Y*13 now becomes our enemy. In the relative comfort of C++ it's easily done. On a modern cpu, or even a 16-bit 68000 or 32-bit ARM you can just use a MUL instruction, but on a machine with no multiply how do you even do this?
You could just have a lookup table with 13*0,13*1...13*12 in it, but in 6502 we only have 3 registers, 2 can be used for indexing into lists like this but they're probably busy doing other things anyway. The other way is to use shifts. Even if you don't code you've probably done this subconsciously by multiplying by 10,100,1000 or so by just moving everything left and adding zeroes onto the end. Binary works the same only shifting left multiples by 2,4,8,16,32... depending how far you go.
What about values that aren't nice binary values, such as 13, though? Well - you just find the binary shift values that make up the add number and add the result of doing those individual shifts together:
13 = 8 (shift left 3) + 4 (shift left 2) + 1 (original value). So we can do those 2 shifts, add them together. Oh - and do a bunch of swapping and putting stuff in and out of memory because as I'm sure I mentioned before
we only have 3 registers... my head aches just thinking about it. This brings us to one further option:
- 8 bits per tile, but with each line padded out to 16 bytes. We're now up to 208 bytes per level map, but we can find any given tile with (Y shifted left 4) + X. Fairly quick and decent.
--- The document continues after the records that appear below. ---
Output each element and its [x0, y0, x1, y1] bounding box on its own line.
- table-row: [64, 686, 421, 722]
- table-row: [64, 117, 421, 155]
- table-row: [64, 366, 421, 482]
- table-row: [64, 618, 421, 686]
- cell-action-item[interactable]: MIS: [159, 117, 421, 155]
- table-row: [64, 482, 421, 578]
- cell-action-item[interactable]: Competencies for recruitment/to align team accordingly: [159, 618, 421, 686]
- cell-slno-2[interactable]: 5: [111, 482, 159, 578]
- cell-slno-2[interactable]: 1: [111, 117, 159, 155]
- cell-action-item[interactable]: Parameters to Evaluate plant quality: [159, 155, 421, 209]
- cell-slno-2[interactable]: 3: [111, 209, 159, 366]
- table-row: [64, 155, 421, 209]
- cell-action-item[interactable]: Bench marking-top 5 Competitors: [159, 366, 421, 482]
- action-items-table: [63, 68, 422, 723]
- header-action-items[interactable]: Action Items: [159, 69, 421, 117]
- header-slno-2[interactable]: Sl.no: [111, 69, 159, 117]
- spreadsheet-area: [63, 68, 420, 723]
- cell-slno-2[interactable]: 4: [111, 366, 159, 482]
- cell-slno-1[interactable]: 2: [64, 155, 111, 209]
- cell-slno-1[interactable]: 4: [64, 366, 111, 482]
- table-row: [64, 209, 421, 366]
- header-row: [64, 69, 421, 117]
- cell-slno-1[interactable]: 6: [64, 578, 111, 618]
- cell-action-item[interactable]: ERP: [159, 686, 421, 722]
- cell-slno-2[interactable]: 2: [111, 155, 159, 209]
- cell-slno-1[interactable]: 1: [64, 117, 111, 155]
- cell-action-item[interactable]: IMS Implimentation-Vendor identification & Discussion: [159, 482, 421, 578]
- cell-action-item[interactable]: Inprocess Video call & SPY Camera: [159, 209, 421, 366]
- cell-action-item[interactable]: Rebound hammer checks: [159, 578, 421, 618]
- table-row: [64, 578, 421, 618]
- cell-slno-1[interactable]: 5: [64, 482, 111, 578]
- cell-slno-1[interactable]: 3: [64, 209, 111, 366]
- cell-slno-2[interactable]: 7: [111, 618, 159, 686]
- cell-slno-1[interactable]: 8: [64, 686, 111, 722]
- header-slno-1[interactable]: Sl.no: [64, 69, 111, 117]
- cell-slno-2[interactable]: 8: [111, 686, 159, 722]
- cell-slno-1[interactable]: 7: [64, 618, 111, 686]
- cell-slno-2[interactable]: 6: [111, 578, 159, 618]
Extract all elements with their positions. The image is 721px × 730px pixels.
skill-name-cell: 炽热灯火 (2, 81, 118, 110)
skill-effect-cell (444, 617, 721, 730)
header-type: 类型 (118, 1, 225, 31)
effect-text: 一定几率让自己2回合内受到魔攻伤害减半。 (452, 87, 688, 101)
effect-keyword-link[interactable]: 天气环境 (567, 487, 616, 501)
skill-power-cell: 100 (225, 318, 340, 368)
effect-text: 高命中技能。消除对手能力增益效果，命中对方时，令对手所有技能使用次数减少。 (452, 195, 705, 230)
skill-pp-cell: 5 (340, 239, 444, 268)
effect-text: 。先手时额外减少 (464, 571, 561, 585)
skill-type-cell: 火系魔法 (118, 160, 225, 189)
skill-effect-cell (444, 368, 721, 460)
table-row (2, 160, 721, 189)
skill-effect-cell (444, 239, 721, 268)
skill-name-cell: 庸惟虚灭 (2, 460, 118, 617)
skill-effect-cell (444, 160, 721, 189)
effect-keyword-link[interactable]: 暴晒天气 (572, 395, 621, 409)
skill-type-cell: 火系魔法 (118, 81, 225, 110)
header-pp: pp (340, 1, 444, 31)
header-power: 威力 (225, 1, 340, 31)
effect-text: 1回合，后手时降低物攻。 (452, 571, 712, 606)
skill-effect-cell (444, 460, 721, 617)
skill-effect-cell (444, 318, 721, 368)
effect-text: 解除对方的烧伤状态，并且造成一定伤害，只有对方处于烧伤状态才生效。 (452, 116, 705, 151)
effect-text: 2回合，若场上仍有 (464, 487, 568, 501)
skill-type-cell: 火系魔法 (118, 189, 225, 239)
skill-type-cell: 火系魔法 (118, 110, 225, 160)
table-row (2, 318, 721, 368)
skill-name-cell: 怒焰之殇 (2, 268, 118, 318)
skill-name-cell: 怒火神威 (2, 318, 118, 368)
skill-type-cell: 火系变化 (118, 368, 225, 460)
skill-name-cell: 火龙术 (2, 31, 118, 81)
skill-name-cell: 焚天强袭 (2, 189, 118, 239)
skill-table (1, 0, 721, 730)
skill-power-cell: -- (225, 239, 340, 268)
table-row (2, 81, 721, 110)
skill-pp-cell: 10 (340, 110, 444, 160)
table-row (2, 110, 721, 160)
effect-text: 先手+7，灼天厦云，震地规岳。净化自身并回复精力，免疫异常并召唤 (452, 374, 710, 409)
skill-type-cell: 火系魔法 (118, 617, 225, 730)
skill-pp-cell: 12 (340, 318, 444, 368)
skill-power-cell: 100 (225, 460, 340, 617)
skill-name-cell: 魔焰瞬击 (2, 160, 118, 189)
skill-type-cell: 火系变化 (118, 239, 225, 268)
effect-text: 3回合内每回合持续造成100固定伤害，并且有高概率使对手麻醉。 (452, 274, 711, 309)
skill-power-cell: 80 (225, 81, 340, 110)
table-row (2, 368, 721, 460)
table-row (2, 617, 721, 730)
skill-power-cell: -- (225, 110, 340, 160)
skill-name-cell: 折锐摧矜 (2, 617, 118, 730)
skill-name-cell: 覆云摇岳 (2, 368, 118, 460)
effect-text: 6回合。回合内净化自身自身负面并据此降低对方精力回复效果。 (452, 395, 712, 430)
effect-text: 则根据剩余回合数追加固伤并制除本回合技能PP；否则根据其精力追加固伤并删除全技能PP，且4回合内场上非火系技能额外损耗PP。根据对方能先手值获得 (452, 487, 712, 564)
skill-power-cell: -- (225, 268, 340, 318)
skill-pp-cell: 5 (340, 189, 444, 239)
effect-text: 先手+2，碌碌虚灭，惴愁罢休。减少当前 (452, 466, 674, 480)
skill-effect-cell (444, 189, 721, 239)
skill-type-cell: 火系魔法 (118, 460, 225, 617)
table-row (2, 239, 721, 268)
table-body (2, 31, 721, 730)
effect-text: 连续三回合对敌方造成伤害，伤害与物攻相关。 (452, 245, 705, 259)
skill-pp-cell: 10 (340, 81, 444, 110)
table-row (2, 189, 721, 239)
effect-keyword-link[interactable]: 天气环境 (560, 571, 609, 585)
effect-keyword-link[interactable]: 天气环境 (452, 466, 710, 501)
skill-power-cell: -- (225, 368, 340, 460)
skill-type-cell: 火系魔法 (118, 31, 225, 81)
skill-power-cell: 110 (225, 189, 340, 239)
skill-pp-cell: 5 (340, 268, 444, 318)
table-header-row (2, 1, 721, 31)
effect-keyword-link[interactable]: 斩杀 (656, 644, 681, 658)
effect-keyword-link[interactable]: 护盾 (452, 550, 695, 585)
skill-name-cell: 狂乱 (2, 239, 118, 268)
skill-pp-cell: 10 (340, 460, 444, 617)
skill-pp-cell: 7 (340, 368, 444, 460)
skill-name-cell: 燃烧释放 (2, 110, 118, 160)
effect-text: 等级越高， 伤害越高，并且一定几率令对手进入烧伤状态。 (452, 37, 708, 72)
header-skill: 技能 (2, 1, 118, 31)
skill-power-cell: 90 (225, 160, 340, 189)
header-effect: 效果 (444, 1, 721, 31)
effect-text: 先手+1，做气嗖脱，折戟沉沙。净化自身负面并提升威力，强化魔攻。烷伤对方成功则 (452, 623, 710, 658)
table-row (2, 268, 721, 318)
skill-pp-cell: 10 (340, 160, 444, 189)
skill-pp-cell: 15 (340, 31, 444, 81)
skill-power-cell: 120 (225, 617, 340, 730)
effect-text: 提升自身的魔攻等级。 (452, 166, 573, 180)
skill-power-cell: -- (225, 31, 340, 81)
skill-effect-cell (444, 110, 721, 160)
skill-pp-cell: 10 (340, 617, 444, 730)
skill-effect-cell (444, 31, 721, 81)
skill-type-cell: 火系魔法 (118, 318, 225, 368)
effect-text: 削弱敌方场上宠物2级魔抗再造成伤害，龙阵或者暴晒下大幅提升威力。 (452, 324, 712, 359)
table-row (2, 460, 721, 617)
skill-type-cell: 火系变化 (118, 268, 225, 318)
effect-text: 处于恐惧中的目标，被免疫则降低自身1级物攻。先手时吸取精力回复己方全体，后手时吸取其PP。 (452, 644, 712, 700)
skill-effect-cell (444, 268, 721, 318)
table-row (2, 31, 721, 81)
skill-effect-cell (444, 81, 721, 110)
Even better is that if we have a pixel position on screen each tile is 16 pixels high, so to turn that into a block position we'd have to divide the Y position by 16, then multiply it by 16 again. Those two cancel out and can be replaced by just clearing the bottom half of the Y position by ANDing it with 0x0F. Even quicker.
The two-way split
Generally as I think about game code, whether it's 64k of assembler running at 1Mhz or thousands of lines of C++ in xcode I mentally divide code into 2 camps: gametime and non-gametime.
- Gametime is basically when you're playing, or an animation is running and you really need everything to by silky-smooth and as fast as it can go. If something happens in gametime it needs to favour speed. If it can not happen in gametime that would be even better,
- Non-gametime. This covers loading time, static screens being shown, and basically any time where responsiveness is less of an issue. Anything that happens during this time can take a size-over-speed bias.
We also need to have the game data whilst playing in RAM, as the level might change as we're playing it due to things being destroyed or moved. So this means we can choose 2 of the above options - one for storing the levels that aren't being played (in the cartridge ROM in this case), and another for what is called the 'inplay buffer' in the code, which is a working copy of the level in the RAM.
Currently the inplay buffer uses the 16x13 layout, as it is almost exclusively used during gametime so speed is of the essence however I've yet to decide on the ROM layout format. I'm tending towards the 4 bits per tile layout. This would mean stripping the collision information out of each tile byte, but I can add that back in when I unpack the level to the RAM. It takes a little time, but this is non-gametime so I'm okay with that. It also assumes that each tile type would always have the same collision information but consistency is good in gameplay so I can live with that too.
This means in a single 16K cartridge bank I can hold 192 screen definitions, which is overkill and doesn't factor in other level definition info, such as enemy placements, timers or other per-level adjustments I might come up with as I go along.
Not so important on the NES, but if I backport to other machines later on then this might gain more importance.